At Attleboro, Tellier was 3-0 his senior season, blowing teams away with his fastball. He struck out a league-high 65 batters that season, including 16 over eight innings in a no-hitter against North Attleboro, and had a league-low ERA of 0.60. He only allowed three earned runs all season and pushed the Bombardiers to the Div. 1 South semifinal.

Still, there is so much that Tellier wishes he had known about pitching then. He said, “I just wish I had been a better locator. I wish I knew how to take care of my arm. In high school I didn’t do any bands, I barely used any ice, I just went out and threw and that was it.”

After helping UMass Dartmouth reach the Little East title game last spring, Tellier is looking to bring home a title this season and believes that this is a team filled with the talent to accomplish that goal. In the process, he will also be working towards the dream of being selected in the MLB draft or possibly find a spot with an independent league team.

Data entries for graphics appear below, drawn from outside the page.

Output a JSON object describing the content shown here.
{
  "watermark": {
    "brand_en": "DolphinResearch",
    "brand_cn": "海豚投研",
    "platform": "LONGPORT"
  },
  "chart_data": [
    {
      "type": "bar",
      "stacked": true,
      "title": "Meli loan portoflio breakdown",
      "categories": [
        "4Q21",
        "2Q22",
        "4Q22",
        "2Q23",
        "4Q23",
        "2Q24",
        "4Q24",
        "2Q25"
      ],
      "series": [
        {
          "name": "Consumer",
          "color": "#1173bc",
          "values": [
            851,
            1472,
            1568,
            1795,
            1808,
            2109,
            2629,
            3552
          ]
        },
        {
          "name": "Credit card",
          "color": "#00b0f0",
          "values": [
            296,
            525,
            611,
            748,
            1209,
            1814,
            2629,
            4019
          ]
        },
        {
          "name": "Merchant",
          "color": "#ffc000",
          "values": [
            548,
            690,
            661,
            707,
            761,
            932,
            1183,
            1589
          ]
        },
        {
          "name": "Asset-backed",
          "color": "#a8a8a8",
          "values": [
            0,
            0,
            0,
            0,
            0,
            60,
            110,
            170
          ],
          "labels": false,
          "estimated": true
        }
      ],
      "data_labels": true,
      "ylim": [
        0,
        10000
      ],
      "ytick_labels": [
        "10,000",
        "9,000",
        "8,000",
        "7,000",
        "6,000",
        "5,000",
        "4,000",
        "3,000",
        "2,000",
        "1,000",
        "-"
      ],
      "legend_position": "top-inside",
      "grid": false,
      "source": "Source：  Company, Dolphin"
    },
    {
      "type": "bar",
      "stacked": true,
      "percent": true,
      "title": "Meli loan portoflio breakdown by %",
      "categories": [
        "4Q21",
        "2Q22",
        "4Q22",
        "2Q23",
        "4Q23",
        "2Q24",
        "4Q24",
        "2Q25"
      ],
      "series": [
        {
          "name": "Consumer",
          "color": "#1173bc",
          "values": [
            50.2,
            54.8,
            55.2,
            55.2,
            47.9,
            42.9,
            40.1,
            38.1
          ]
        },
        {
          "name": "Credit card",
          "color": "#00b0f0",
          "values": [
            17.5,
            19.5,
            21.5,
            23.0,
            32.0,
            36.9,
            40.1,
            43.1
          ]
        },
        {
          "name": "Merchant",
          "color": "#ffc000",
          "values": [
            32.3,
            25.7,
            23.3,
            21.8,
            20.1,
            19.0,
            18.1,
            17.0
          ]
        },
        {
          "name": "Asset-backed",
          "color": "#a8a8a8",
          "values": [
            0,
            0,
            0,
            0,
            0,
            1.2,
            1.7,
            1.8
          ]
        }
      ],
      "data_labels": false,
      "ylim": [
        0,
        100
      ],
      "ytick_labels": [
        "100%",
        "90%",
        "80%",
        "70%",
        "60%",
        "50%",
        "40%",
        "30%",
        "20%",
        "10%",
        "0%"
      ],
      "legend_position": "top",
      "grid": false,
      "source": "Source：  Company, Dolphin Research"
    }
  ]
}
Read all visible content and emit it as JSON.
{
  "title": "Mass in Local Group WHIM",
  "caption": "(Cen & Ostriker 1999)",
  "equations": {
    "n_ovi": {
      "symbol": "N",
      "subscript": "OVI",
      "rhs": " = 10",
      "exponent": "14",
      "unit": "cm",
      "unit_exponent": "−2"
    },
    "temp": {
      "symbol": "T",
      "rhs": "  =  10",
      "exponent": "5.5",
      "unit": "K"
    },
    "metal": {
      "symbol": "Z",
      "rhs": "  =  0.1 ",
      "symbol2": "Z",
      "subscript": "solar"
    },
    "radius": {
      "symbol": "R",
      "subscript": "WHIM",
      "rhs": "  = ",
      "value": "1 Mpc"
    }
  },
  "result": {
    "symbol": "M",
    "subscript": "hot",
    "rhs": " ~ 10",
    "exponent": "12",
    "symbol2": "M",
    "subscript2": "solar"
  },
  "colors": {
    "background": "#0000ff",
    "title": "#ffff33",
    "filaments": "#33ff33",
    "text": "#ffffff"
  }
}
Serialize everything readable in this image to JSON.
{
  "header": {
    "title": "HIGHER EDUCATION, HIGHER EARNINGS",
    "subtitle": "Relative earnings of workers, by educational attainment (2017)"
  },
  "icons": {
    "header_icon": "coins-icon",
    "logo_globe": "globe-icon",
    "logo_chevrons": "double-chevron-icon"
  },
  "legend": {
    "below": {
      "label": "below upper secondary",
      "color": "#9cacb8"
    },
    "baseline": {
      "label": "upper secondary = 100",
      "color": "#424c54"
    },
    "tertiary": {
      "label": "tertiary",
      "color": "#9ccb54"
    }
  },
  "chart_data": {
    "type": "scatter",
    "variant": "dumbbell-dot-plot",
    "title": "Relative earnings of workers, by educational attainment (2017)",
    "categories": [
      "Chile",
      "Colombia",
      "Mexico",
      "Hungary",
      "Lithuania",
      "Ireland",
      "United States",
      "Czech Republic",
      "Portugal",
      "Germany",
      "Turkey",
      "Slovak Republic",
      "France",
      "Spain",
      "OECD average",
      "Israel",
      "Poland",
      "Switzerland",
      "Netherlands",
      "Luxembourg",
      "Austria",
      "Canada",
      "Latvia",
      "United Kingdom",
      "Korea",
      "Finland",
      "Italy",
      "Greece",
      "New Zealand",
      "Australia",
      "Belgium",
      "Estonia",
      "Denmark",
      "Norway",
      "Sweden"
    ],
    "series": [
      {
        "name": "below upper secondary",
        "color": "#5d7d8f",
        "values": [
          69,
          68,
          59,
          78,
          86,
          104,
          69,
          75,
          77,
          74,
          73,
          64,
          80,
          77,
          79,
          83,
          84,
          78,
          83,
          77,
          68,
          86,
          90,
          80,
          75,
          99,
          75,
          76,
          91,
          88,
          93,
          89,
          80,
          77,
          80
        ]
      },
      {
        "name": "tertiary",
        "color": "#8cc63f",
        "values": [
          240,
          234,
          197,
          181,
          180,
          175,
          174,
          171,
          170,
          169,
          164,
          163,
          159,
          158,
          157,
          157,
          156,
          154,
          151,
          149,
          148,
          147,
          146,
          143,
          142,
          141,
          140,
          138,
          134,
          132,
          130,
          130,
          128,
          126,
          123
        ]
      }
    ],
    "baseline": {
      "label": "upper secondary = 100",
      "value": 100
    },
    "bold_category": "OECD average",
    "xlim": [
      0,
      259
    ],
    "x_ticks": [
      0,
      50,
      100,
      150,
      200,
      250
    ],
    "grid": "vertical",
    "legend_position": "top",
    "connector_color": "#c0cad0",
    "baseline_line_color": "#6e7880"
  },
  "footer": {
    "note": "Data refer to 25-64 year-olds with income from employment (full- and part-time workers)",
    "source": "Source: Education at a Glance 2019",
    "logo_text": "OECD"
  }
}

“Most of college, I’ve been working hard but haven’t been noticed,” he said. “Sometimes you think that it’s not going towards anything or not really paying off that well and so it weighs on you sometimes, but knowing that it’s paying off and that people are noticing keeps me driving.”

With one last collegiate season ahead, Tellier knows to not take anything for granted.

“I’m excited. I’m just taking all the experience that I’ve had the past three years and putting it all into this one season and leaving it all on the field. Hopefully, afterwards I’ll move on to bigger and better things.”